Signing Files

You can select the type of signature to be used for documents from a signature settings dialog box. To open this dialog box, select the Sign action from the Source submenu when invoking the contextual menu in Text mode.

The following options are available:

Note: If Oxygen XML Author Eclipse plugin could not find a valid certificate, a link is provided at the top of the dialog box that opens the XML Signing Certificates preferences page where you can configure a valid certificate.

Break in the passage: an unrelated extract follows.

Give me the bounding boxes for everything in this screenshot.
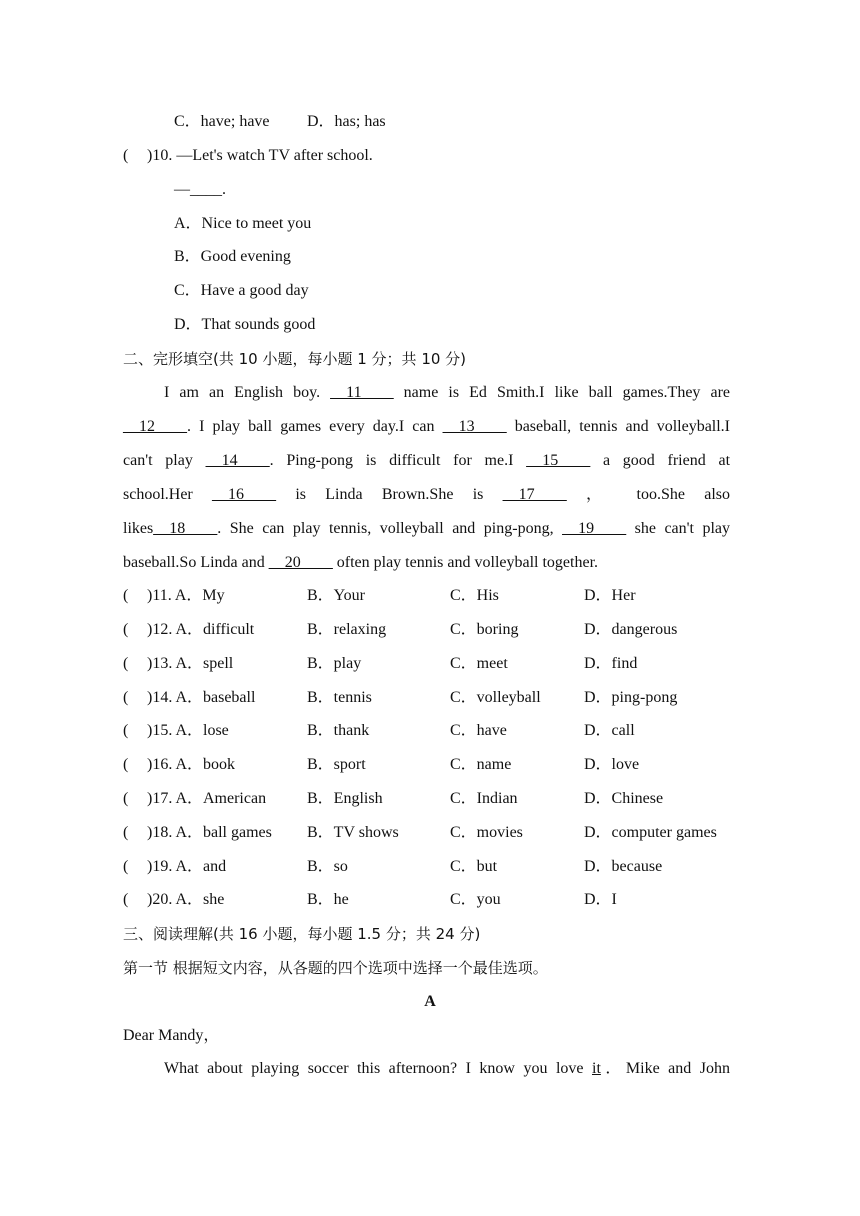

• Transformation Options - See the Digital Signature Overview section for more information about these options.
  • None - If selected, no canonicalization algorithm is used.
  • Exclusive - If selected, the exclusive (uncommented) canonicalization method is used.
    Note: Exclusive Canonicalization just copies the namespaces you are actually using (the ones that are a part of the XML syntax). It does not look into attribute values or element content, so the namespace declarations required to process these are not copied. This is useful if you have a signed XML document that you want to insert into other XML documents (or you need self-signed structures that support placement within various XML contexts), as it will ensure the signature is verified correctly each time.
  • Exclusive with comments - If selected, the exclusive with comments canonicalization method is used.
  • Inclusive - If selected, the inclusive (uncommented) canonicalization method is used.
    Note: Inclusive Canonicalization copies all the declarations, even if they are defined outside of the scope of the signature, and all the declarations you might use will be unambiguously specified. Inclusive Canonicalization is useful when it is less likely that the signed data will be inserted in other XML document and it is the safer method from the security standpoint because it requires no knowledge of the data that are to be secured to safely sign them. A problem may occur if the signed document is moved into another XML document that has other declarations because the Inclusive Canonicalization will copy them and the signature will be invalid.
  • Inclusive with comments - If selected, the inclusive with comments canonicalization method is used.
• XPath - The XPath expression provides the fragments of the XML document to be signed.
• ID - Provides ID of the XML element to be signed.
• Envelope - If selected, the enveloped signature is used. See the Digital Signature Overview for more information.
• Detached - If selected, the detached signature is used. See the Digital Signature Overview for more information.
• Append KeyInfo - If this option is selected, the <ds:KeyInfo> element will be added in the signed document.
• Signature algorithm - The algorithm used for signing the document. The following options are available: RSA with SHA1, RSA with SHA256, RSA with SHA384, RSA with SHA512, ECDSA with SHA1, ECDSA with SHA256, ECDSA with SHA384, and ECDSA with SHA512.